FLEET funding decisions could be revolutionised by the tax and interest rate harmony brought by the European single currency which makes its debut on January 1. With immediate effect pan-European leasing suppliers will be able to quote in Euros using the same interest rate in the 11 Eurozone countries, significantly strengthening their sales proposition.

This will not translate into a single lease rate for an identical car in the 11 member states because external factors such as manufacturer pricing, taxes, maintenance expenditure and residual values will still be determined locally, but convergence pressures will be at play. Where the Euro will have an immediate impact, however, is in facilitating fleet policy setting, alongside single currency quotes, invoicing and management reporting, advantages much more readily accessed through arrangements with a pan-European supplier.

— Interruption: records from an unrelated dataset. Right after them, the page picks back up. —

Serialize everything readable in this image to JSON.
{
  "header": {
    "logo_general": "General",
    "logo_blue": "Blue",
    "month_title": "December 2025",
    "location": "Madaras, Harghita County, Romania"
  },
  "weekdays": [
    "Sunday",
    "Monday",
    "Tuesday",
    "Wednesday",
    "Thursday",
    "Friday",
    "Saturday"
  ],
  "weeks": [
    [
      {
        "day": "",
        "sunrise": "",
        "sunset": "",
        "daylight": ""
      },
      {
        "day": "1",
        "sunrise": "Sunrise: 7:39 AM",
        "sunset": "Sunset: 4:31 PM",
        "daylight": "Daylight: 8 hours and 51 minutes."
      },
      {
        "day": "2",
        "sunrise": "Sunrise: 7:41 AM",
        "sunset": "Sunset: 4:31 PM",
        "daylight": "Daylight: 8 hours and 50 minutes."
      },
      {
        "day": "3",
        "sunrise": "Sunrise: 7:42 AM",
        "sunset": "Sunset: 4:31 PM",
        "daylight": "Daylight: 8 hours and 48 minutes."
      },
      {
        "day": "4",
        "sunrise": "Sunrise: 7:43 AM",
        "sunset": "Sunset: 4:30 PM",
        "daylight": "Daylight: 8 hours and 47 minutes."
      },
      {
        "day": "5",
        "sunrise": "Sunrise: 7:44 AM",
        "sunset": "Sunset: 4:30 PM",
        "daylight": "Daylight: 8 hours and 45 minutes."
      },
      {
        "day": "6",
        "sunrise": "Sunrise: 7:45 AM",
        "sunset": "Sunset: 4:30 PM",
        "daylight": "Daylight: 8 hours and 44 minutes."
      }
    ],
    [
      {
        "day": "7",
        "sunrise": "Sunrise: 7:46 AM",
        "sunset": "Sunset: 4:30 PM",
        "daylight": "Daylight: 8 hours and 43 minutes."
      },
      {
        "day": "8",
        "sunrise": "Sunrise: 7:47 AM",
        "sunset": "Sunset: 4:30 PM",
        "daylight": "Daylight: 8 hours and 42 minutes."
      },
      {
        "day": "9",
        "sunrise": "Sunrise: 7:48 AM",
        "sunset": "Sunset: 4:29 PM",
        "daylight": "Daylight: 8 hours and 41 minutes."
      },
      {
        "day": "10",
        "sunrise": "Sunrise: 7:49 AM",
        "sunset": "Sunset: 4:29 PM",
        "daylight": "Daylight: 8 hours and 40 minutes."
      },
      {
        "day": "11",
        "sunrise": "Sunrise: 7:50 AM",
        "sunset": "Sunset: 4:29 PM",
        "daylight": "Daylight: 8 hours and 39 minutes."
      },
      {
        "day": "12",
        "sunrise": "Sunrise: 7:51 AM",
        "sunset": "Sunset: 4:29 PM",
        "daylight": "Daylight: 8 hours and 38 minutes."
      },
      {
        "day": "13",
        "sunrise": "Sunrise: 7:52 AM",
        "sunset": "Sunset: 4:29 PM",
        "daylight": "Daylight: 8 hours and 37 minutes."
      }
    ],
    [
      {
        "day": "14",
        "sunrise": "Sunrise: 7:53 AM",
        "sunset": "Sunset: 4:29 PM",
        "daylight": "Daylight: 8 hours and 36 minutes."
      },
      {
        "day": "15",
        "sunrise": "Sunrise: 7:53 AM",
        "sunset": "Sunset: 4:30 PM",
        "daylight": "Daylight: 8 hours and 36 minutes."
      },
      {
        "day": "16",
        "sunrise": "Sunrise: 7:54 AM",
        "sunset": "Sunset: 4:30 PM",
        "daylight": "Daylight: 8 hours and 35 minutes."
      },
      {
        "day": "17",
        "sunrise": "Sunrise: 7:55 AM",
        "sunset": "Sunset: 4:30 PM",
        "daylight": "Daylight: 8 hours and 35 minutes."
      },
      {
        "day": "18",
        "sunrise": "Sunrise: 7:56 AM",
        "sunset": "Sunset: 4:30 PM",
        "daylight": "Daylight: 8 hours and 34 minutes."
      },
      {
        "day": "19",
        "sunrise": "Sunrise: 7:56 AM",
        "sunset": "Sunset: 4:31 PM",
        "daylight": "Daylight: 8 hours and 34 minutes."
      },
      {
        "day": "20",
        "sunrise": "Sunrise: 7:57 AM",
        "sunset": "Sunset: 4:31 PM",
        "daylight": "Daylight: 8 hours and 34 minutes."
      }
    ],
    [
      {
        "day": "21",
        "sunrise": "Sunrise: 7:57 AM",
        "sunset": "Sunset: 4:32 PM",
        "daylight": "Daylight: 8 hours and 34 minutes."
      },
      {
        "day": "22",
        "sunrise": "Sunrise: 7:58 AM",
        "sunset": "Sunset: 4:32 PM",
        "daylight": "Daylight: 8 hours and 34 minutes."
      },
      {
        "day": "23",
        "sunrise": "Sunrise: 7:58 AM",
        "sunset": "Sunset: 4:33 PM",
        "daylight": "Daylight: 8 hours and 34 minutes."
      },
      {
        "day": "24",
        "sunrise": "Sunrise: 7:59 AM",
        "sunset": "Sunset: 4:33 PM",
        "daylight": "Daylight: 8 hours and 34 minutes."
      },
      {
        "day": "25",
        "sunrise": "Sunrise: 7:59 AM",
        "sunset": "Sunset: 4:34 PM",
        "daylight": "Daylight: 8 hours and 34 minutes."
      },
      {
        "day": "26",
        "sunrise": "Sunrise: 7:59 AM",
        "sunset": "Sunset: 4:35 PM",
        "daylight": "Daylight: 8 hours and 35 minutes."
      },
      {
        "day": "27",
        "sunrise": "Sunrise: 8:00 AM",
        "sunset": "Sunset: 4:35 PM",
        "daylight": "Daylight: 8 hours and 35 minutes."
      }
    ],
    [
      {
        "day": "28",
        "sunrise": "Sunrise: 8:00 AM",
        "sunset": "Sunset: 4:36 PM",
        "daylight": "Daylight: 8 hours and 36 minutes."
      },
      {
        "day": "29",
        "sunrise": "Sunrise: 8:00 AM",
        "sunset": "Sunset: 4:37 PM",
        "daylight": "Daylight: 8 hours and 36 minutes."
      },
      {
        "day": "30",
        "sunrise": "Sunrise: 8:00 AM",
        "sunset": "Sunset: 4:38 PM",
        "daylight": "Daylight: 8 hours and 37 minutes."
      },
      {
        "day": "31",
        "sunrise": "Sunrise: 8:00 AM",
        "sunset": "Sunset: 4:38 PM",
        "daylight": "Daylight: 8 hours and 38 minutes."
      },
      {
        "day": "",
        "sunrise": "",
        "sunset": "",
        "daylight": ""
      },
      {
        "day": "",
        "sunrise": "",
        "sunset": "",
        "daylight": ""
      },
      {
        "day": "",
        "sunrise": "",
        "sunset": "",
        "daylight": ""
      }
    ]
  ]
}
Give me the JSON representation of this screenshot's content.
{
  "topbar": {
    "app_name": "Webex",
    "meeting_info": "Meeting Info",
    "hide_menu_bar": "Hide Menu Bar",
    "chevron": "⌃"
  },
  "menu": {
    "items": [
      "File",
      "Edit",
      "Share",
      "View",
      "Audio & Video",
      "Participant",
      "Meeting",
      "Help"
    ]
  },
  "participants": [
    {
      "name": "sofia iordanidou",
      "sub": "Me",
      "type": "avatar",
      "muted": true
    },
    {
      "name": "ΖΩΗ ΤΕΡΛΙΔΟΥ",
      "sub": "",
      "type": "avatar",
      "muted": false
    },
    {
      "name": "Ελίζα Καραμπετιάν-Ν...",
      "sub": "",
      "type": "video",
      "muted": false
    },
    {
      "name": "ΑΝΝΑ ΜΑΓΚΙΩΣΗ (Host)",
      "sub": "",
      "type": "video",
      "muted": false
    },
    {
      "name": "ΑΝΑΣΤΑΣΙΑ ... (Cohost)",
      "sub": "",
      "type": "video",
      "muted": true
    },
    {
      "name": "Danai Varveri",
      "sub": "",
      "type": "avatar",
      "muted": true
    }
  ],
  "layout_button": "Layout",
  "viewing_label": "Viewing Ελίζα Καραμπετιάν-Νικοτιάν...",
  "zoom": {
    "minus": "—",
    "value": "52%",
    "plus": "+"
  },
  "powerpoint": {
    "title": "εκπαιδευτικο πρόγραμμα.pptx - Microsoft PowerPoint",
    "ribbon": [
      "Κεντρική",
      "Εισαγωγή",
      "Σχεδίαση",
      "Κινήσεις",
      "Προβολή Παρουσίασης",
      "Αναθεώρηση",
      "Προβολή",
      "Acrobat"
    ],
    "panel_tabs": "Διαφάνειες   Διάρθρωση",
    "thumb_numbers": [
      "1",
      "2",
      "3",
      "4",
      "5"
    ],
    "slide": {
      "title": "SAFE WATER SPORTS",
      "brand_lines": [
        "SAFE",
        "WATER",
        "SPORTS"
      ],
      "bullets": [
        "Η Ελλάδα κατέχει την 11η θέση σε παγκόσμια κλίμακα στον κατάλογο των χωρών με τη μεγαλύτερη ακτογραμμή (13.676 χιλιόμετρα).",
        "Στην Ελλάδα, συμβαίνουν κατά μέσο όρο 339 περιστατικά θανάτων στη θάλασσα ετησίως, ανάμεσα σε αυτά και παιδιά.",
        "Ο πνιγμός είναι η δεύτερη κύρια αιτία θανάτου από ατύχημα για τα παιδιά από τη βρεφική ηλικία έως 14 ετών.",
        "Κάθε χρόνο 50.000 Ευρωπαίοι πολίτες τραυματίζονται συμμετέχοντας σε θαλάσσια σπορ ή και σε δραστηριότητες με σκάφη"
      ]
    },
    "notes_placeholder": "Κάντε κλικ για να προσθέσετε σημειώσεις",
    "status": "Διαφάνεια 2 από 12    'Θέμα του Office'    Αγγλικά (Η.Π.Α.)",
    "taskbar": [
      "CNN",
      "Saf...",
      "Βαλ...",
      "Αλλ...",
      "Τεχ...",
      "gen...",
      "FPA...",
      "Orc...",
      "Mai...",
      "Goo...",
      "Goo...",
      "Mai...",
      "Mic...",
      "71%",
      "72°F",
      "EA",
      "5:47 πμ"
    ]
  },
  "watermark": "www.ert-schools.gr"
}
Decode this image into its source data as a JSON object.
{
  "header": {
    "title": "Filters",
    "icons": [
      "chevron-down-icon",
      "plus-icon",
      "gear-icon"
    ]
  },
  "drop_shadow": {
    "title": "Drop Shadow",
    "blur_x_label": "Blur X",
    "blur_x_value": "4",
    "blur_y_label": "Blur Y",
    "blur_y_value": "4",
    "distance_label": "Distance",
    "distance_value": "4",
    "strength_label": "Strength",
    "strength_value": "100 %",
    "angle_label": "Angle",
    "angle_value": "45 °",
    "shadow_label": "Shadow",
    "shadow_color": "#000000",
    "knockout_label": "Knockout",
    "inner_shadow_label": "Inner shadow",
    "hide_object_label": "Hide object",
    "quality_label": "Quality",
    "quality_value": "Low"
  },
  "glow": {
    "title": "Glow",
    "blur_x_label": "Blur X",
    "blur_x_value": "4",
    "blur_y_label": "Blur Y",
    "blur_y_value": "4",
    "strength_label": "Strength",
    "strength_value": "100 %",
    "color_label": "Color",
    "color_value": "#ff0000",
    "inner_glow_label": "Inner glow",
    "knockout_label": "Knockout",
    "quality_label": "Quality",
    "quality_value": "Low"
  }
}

One of the keenest issues for fleets considering a pan-European solution is the direction of Eurozone taxes, and particularly corporation tax and VAT rates and recoverability. These are key determinants in fleet funding decisions, and are coming under mounting harmonisation pressures. Indeed, the driving forces behind the Euro, France and Germany, believe the Eurozone will only be able to talk about a genuinely single market when it has a single tax regime as well as a single currency.

Different fiscal policies have the power to undermine many of the benefits of the Euro, and consumers will vote with their wallets, buying products and services in the cheapest markets, and leaving suppliers at the mercy of Governments which impose uncompetitive taxes.